Education Fellows

Education Fellows

SIF137 School of Education and Human Development Fellows

Project Manager: Justin Thompson

This award is intended to enhance the recruitment and retention of high-caliber doctoral candidates at the School of Education and Human Development.

BoV Approved: March 2018

Project Dates: 7/09/2018 – 7/08/2022

Total Funding: $2,508,894

Executive Summary

The School of Education and Human Development has tested “small‐bet” innovations to increase research productivity and teaching effectiveness among faculty and graduate students that have contributed to the school’s rise in several influential rankings (e.g., moving from 31st to 18th in US News and World Report Ranking of Graduate Schools of Education; 13th worldwide in the Shanghai Academic Ranking of World Universities).
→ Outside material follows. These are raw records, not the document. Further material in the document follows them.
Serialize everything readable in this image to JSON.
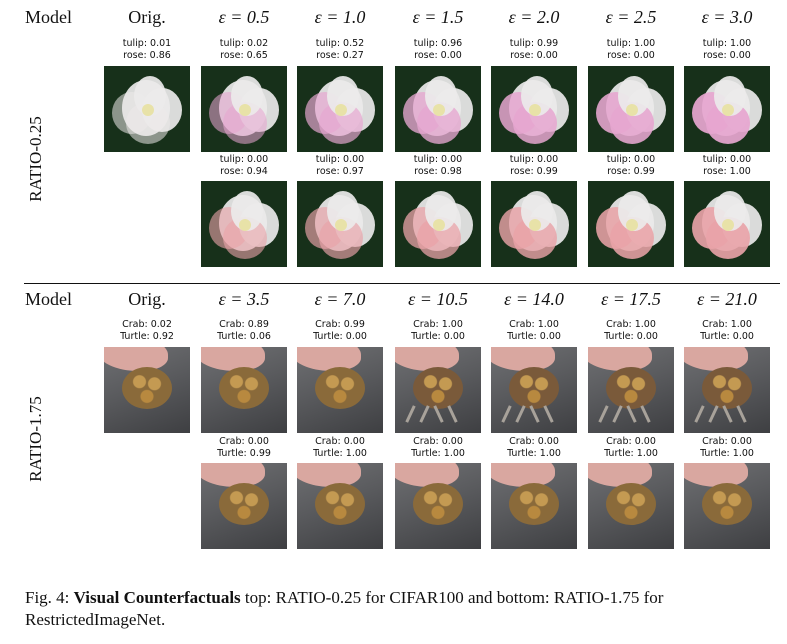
{
  "top": {
    "model_label": "Model",
    "side_label": "RATIO-0.25",
    "headers": [
      "Orig.",
      "ε = 0.5",
      "ε = 1.0",
      "ε = 1.5",
      "ε = 2.0",
      "ε = 2.5",
      "ε = 3.0"
    ],
    "row1_captions": [
      [
        "tulip: 0.01",
        "rose: 0.86"
      ],
      [
        "tulip: 0.02",
        "rose: 0.65"
      ],
      [
        "tulip: 0.52",
        "rose: 0.27"
      ],
      [
        "tulip: 0.96",
        "rose: 0.00"
      ],
      [
        "tulip: 0.99",
        "rose: 0.00"
      ],
      [
        "tulip: 1.00",
        "rose: 0.00"
      ],
      [
        "tulip: 1.00",
        "rose: 0.00"
      ]
    ],
    "row2_captions": [
      [
        "tulip: 0.00",
        "rose: 0.94"
      ],
      [
        "tulip: 0.00",
        "rose: 0.97"
      ],
      [
        "tulip: 0.00",
        "rose: 0.98"
      ],
      [
        "tulip: 0.00",
        "rose: 0.99"
      ],
      [
        "tulip: 0.00",
        "rose: 0.99"
      ],
      [
        "tulip: 0.00",
        "rose: 1.00"
      ]
    ]
  },
  "bottom": {
    "model_label": "Model",
    "side_label": "RATIO-1.75",
    "headers": [
      "Orig.",
      "ε = 3.5",
      "ε = 7.0",
      "ε = 10.5",
      "ε = 14.0",
      "ε = 17.5",
      "ε = 21.0"
    ],
    "row1_captions": [
      [
        "Crab: 0.02",
        "Turtle: 0.92"
      ],
      [
        "Crab: 0.89",
        "Turtle: 0.06"
      ],
      [
        "Crab: 0.99",
        "Turtle: 0.00"
      ],
      [
        "Crab: 1.00",
        "Turtle: 0.00"
      ],
      [
        "Crab: 1.00",
        "Turtle: 0.00"
      ],
      [
        "Crab: 1.00",
        "Turtle: 0.00"
      ],
      [
        "Crab: 1.00",
        "Turtle: 0.00"
      ]
    ],
    "row2_captions": [
      [
        "Crab: 0.00",
        "Turtle: 0.99"
      ],
      [
        "Crab: 0.00",
        "Turtle: 1.00"
      ],
      [
        "Crab: 0.00",
        "Turtle: 1.00"
      ],
      [
        "Crab: 0.00",
        "Turtle: 1.00"
      ],
      [
        "Crab: 0.00",
        "Turtle: 1.00"
      ],
      [
        "Crab: 0.00",
        "Turtle: 1.00"
      ]
    ]
  },
  "caption": {
    "prefix": "Fig. 4: ",
    "bold": "Visual Counterfactuals",
    "rest": " top: RATIO-0.25 for CIFAR100 and bottom: RATIO-1.75 for RestrictedImageNet."
  },
  "colors": {
    "flower_bg": "#17301a",
    "flower_petal": "#eceaea",
    "tulip_tint": "#e6a6d0",
    "rose_tint": "#e9a3a8",
    "ground": "#5a5b5e",
    "hand": "#d9a7a0",
    "shell": "#8a6a3a"
  }
}
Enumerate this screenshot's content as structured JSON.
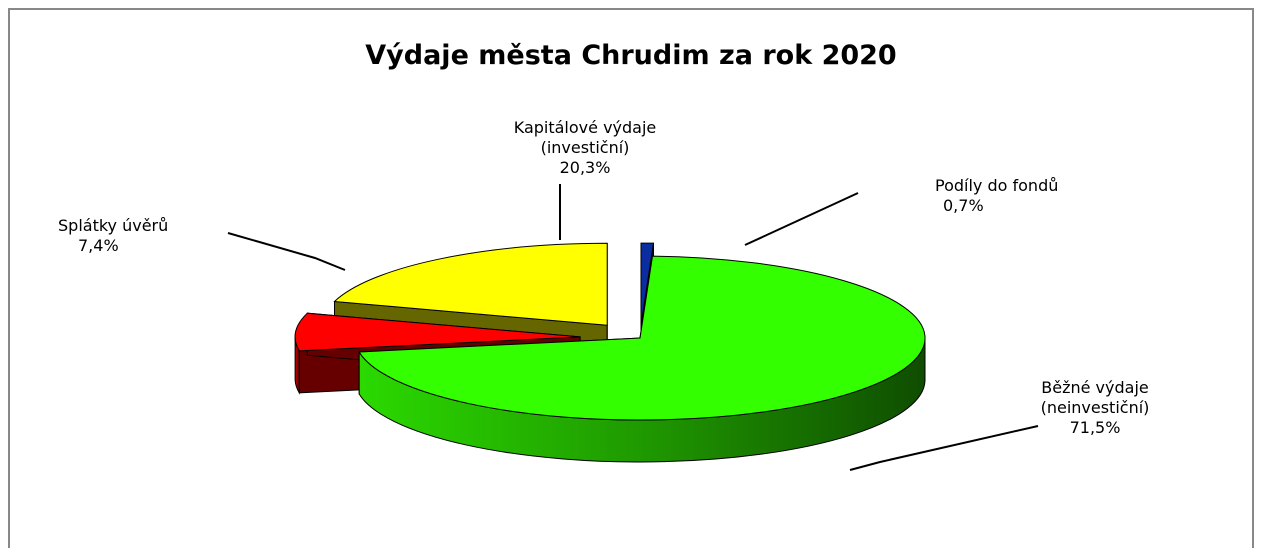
{
  "chart_data": {
    "type": "pie3d",
    "title": "Výdaje města Chrudim za rok 2020",
    "categories": [
      "Podíly do fondů",
      "Běžné výdaje (neinvestiční)",
      "Splátky úvěrů",
      "Kapitálové výdaje (investiční)"
    ],
    "values": [
      0.7,
      71.5,
      7.4,
      20.3
    ],
    "value_labels": [
      "0,7%",
      "71,5%",
      "7,4%",
      "20,3%"
    ],
    "colors": [
      "#0a2ea0",
      "#33ff00",
      "#ff0000",
      "#ffff00"
    ]
  }
}
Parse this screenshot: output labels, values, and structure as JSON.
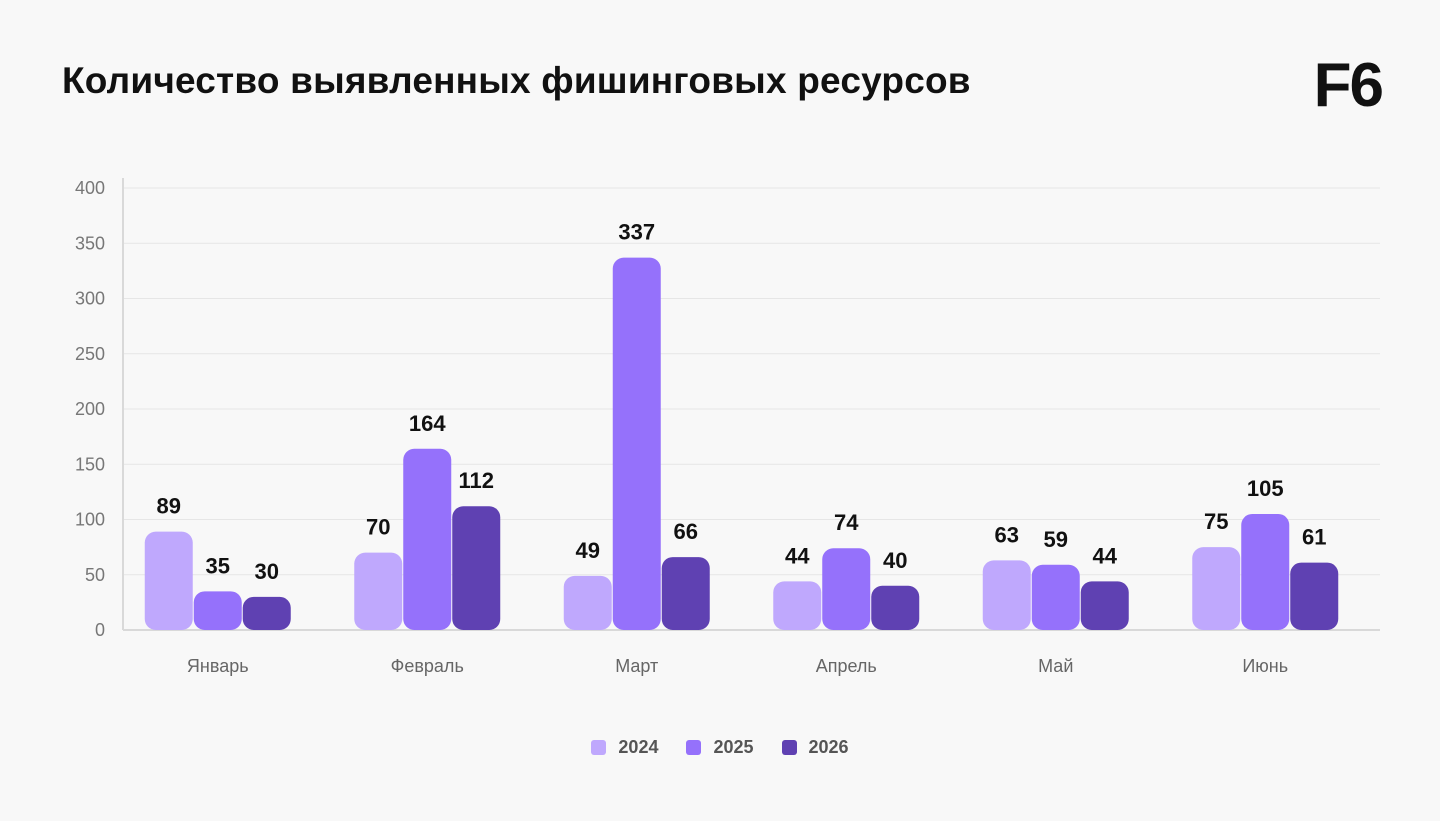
{
  "header": {
    "title": "Количество выявленных фишинговых ресурсов",
    "logo_text": "F6"
  },
  "chart_data": {
    "type": "bar",
    "categories": [
      "Январь",
      "Февраль",
      "Март",
      "Апрель",
      "Май",
      "Июнь"
    ],
    "series": [
      {
        "name": "2024",
        "color": "#bfa8fd",
        "values": [
          89,
          70,
          49,
          44,
          63,
          75
        ]
      },
      {
        "name": "2025",
        "color": "#9571fb",
        "values": [
          35,
          164,
          337,
          74,
          59,
          105
        ]
      },
      {
        "name": "2026",
        "color": "#5f41b2",
        "values": [
          30,
          112,
          66,
          40,
          44,
          61
        ]
      }
    ],
    "ylim": [
      0,
      400
    ],
    "yticks": [
      0,
      50,
      100,
      150,
      200,
      250,
      300,
      350,
      400
    ],
    "grid": true,
    "legend": "bottom-center",
    "title": "Количество выявленных фишинговых ресурсов"
  }
}
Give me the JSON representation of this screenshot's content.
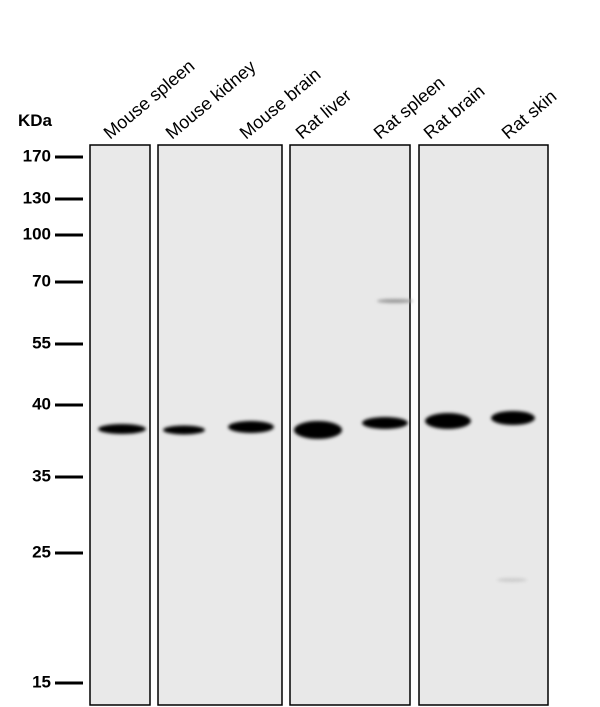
{
  "unit_label": "KDa",
  "lanes": [
    "Mouse spleen",
    "Mouse kidney",
    "Mouse brain",
    "Rat liver",
    "Rat spleen",
    "Rat brain",
    "Rat skin"
  ],
  "markers": [
    170,
    130,
    100,
    70,
    55,
    40,
    35,
    25,
    15
  ]
}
Innovations have enabled the school to increase the number and amount of research awards, even as available federal funding has receded. This SIF award proposes to pilot a school‐wide adoption of five innovations that will further enable the School’s research success and impacts. These innovations include:

  1. Enhanced recruitment of extraordinarily talented doctoral student applicants, including larger funding packages for top candidates in fall, spring and summer terms; 
  2. Career planning assistance for academic and non‐academic job markets;
  3. Grant‐writing instruction for graduate students, especially in pursuit of prestigious fellowships;
  4. Enhanced presence of doctoral students and national research conferences; and
  5. Enhanced mentorship of students.

This five‐pronged approach will allow the School of Education and Human Development to attract the highest‐achieving doctoral students, continue to improve its standing in national and global rankings, and create a best practice for start‐to‐finish support for graduate students. Ultimately, the school’s goal is to make an even greater contribution to the scholarly productivity of the University and its impact of research on large social challenges, using teams of faculty and highly qualified graduate students, which would serve as a model for other schools across Grounds.

Current Status: Completed


The School of Education and Human Development (EHD) conducted a three-year test of doctoral applicant aid elasticity. Tests support the school’s hypotheses: key indicators of program quality such as GRE scores and applicant diversity may be increased by offering competitive financial aid; fewer applicants turned down admission offers due to inadequate financial aid; and time-to-degree decreased as the school provided additional supports to doctoral students. Our success has been enabled, in part, by an enhanced marketing and communications effort. Despite minor adjustments, the project budget was administered mostly as planned. We requested and received a no-cost extension for one additional project year. The Strategic Investment Fund (SIF) investment made by UVA has demonstrated that we can diversify and elevate our applicant pool and student body by offering competitive aid packages.